Tuesday, January 31, 2017

Removing a narrow-angled branch

   In pruning my young pecan trees, I came across a tree with a large branch attached to the trunk at a narrow angle (photo at right). Look carefully and you can see that a bark inclusion has already formed at the attachment site on the trunk. A  narrow crotch is structurally weak and prone to breakage. This branch needs to be pruned off--the sooner the better.
    In pruning off a narrow-angled branch of this size, I employ the 3 cut technique of limb removal (photo series below).  The first step in the process is to use a chainsaw to carve a undercut on the limb. This cut is made to eliminate the possibility of the bark tearing down the trunk when the weight of the limb is cut from the tree. The second cut is made above the undercut and is used to remove most of the limb from the tree. That leaves me with a short stub that can be easily carved off the tree with my saw. Because of the narrow branch angle, I plunge cut into the side of the branch to remove the stub. The plunge cut technique allows me to achieve the proper angle for branch removal without damaging the main trunk with the saw.  

Monday, January 30, 2017

Dormant pecan tree pruning

   I took advantage of some mild winter weather to prune some of my young pecan trees. This year I continued the process of trimming limbs to eventually create a tree with at least 8 feet of clear trunk. But remember,  lower limb removal  is a multi-year task. This year, I'll be trimming off 2 limbs from the tree pictured at right.Lets take a closer look.
    In pruning this tree, I will concentrate on two areas on the main trunk (photo at right). The lowest whorl of branches was located at about 3 feet above the ground (arrow labeled #1). You can see a pruning wound and a single branch left on this section of the main stem.  Higher up along the stem is a second whorl of branches (arrow labeled #2) with 3 branches growing out from the trunk. This year, I will remove the lowest branch (#1) and one branch from the second whorl (#2).

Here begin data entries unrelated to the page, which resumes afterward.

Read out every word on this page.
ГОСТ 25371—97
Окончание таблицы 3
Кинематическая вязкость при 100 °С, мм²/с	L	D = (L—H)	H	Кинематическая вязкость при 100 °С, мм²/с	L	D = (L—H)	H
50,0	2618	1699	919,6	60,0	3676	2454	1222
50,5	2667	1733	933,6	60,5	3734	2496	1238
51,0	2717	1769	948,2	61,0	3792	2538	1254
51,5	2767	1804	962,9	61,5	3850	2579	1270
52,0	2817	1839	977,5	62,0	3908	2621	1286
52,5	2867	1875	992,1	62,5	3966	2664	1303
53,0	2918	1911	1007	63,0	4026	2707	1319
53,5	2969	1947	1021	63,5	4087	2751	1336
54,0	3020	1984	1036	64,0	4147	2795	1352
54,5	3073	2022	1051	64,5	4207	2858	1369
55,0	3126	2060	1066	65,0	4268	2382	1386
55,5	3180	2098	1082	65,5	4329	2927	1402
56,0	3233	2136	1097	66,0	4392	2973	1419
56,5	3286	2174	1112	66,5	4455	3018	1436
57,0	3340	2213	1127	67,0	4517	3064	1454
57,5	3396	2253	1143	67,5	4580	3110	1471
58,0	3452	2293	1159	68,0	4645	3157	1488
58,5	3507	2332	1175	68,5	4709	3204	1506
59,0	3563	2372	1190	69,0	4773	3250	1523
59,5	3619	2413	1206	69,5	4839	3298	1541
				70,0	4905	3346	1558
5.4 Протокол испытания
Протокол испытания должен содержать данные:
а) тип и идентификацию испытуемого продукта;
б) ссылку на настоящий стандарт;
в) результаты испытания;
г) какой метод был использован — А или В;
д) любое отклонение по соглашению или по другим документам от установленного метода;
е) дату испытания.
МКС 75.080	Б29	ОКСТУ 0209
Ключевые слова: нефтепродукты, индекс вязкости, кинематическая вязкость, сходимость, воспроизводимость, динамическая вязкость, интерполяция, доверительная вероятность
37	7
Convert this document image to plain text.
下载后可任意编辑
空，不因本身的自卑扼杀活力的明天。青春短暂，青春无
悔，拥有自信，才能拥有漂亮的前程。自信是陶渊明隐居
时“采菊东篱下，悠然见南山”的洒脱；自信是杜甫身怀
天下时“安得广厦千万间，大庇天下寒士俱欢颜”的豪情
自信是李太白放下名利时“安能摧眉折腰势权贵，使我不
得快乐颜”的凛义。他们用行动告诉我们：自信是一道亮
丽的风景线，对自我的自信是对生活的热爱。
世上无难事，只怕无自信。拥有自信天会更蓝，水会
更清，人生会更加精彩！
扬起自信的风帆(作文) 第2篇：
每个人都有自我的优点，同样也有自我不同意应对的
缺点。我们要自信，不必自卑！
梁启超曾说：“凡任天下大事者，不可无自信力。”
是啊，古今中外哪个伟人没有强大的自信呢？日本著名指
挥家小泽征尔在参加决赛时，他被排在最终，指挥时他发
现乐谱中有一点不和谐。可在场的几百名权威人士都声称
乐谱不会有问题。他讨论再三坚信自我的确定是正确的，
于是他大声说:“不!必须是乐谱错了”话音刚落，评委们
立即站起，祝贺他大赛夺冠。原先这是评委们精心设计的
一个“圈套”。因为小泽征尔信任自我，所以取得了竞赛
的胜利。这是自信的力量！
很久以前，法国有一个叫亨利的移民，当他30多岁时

   Before I show you new pruning cuts, I thought it would be interesting to show you how a tree heals over previously made pruning cuts (photos above). Three branches originally grew from the lowest whorl of branches. Walking around the tree I could see the scars where I pruned off limbs in 2015 and 2016. The 2015 pruning wound has grown over completely by the smooth bark of callus tissue. A deep split in the bark marks the location of the pruned off limb.  The 2016 pruning scar demonstrates how a tree seals over a pruning wound. Callus tissue grows fastest to the right and left of the wound. Callus forms to a lesser extent below the pruning wound but barely grows above the cut. By the end of the 2017 growing season, the pruning cut I made in 2016 will be fully enclosed just like the 2015 pruning cut.       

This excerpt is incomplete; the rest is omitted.